Unione Europea e Big Tech Economia

Sono passati già quattro anni da quando per la prima volta Ursula Von der Leyen, nella sua candidatura a Presidente della Commissione Europea nel 2019, propose il nuovo “Digital Service Act”. Promulgato circa un anno fa, ottobre 2022, il regolamento entrerà in vigore a febbraio 2024. Credo sia necessario fare un focus e capire la grande rilevanza internazionale del DSA, anche in prospettiva delle prossime elezioni dell’europarlamento, per comprendere il ruolo che ha giocato l’Europa come soggetto politico negli ultimi anni e quello che il mondo occidentale si aspetta da Bruxelles in futuro.
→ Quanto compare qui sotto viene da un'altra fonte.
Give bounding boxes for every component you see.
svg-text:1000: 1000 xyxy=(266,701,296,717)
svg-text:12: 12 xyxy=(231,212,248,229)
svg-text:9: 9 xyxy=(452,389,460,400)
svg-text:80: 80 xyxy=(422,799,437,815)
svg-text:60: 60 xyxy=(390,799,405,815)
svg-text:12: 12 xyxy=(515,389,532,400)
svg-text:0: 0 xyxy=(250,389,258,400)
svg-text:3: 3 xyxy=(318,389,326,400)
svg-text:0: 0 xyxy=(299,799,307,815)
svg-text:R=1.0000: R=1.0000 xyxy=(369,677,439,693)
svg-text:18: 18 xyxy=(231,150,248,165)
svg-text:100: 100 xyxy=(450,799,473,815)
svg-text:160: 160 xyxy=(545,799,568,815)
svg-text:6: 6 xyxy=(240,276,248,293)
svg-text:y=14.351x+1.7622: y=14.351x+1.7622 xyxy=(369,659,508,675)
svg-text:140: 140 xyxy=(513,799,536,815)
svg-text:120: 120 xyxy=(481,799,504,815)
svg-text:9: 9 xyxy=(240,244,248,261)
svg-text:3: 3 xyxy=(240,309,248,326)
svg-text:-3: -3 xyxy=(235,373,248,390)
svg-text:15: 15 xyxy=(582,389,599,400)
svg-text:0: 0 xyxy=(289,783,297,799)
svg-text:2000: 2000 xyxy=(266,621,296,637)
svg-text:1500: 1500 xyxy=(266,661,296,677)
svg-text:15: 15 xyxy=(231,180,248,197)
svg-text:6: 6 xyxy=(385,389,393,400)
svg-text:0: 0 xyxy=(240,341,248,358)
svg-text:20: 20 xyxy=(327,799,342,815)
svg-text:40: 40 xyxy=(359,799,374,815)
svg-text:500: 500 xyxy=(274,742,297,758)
La rivoluzione dei social media ha avuto una rilevanza culturale tale da ridisegnare nuovi paradigmi politici ed economici. Non si tratta solo di una rivoluzione nel mondo dei media, ma è profondamente rimesso in discussione il concetto di media stesso: tutto diventa informazione, codice, dato; si entra nella cosiddetta “economia dell’informazione”.

Il ruolo del mondo della politica nella gestione di questi cambiamenti epocali è stato marginale quanto nullo. Si conoscevano già da tempo (fine anni ‘90, inizio anni 2000) i rischi sul piano economico e sociale di una rivoluzione digitale come quella che oggi viviamo, ma a mancare alla politica sono gli strumenti. Non esistevano (tutt’ora non esistono) leggi anti-trust in grado di far fronte all’ascesa dei monopoli digitali negli ultimi dieci anni (Google, Amazon, Meta), ascesa che si deve appunto a un cambio radicale nel contesto economico. Non esistevano strumenti per combattere fenomeni legati alla disinformazione online, ne tantomeno ad atti di cyber-bullismo o in generale a contenuti illegali. Non c’era nemmeno la consapevolezza del rapporto tra social media e disturbi mentali, che è iniziata ad essere dibattuta dopo l’inchiesta Facebook Files del Wall Street Journal nel 2021.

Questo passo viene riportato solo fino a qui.